Devlet Bahçeli'nin "Vatandaşlarımızın maddi ve manevi zorluklarının yanında ruhsal olarak sorun yaşadıklarını görüyoruz. Ağırlaşan problemlerin farkındayız. Haklar sınırların ve yetkilerin açık ve net şekilde belirlendiği bir toplumsal sözleşmeye yani ruh sağlığı yasasına ihtiyaç olduğunu düşünüyoruz." önerisi ise doğru temelde tartışılmalı.

Tıpkı CHP Ankara Milletvekili Gamze Taşcıer'in yaptığı gibi...

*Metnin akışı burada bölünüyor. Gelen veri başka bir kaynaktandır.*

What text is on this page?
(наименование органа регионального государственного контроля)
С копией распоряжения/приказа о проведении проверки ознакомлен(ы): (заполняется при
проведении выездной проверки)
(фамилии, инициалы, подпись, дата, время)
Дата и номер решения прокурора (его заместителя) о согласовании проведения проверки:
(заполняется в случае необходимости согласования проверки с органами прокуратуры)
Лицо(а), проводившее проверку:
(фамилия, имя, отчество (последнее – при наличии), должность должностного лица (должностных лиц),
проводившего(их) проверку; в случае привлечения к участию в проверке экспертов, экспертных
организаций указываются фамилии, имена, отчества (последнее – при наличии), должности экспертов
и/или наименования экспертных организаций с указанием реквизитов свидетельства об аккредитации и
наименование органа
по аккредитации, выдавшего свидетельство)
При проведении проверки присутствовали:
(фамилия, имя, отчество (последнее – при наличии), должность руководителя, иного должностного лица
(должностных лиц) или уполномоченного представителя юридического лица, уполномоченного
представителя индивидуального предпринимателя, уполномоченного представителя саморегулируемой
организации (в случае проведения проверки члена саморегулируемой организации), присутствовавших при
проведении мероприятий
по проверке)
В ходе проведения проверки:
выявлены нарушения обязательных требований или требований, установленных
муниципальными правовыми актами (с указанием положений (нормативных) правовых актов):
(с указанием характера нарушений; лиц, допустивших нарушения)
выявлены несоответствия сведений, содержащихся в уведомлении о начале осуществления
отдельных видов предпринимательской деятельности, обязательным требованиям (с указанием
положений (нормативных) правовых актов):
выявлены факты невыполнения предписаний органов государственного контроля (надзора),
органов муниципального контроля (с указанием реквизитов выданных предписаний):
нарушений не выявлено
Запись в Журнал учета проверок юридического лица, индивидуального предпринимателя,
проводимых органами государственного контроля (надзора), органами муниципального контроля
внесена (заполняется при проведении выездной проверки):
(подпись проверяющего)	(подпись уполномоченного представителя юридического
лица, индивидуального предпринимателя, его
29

Taşcıer, "Yaşanan tahammülsüzlükler bir alanda olsa çözüm bulunabilir ama her alanda bir infial söz konusu. Bunun sorumlusu 16 yıllık iktidar demek yanlış olmayacaktır." diye konuştu.

Taşçıer, sözü Bahçeli'nin önerisine getirerek "Sayın Bahçeli bu toplumun ruh sağlığının bozulduğunu düşünüyorsa, iktidara destek olmaktan vazgeçsin. Toplumda kaygı ortadan kalktığında yeniden normalleşme başlayacak." dedi.

***

Türkiye'yi yöneten akıl, daha önce Irak politikasında yapılan hataları tekrarlıyor. Türkiye, Suriye'de kendi bindiği dalı kesiyor. Türkiye, Suriye için yaptığı öneriyle, kendi sonunu hazırlıyor. Bu durum sağlıklı mıdır?

Siyasi meseleleri bir kenara bırakalım. "İçkili bir kafede" oturan tesettürlü hanımlarla, sinema sanatçısı Deniz Çakır ve arkadaşları arasında bir tartışma yaşanıyor, konu Erdoğan tarafından "benim başörtülü bacım" mantığıyla gündem haline getiriliyor! Diğerleri kimin vatandaşı?

Böyle bir ülkede ruh sağlığını korumak gerçekten zor... Erdoğan, Rutkay Aziz'in "Mozart dinlesin" şeklindeki bir tavsiyesini bile "faşist dayatma" olarak gösteriyorsa, bu ülkede akıl ve ruh sağlığını korumak nasıl mümkün olabilir?

Bakınız zenginler ve iyi yetişmiş gençler, ülkeden kaçıyor! Bunlar, neyin işareti?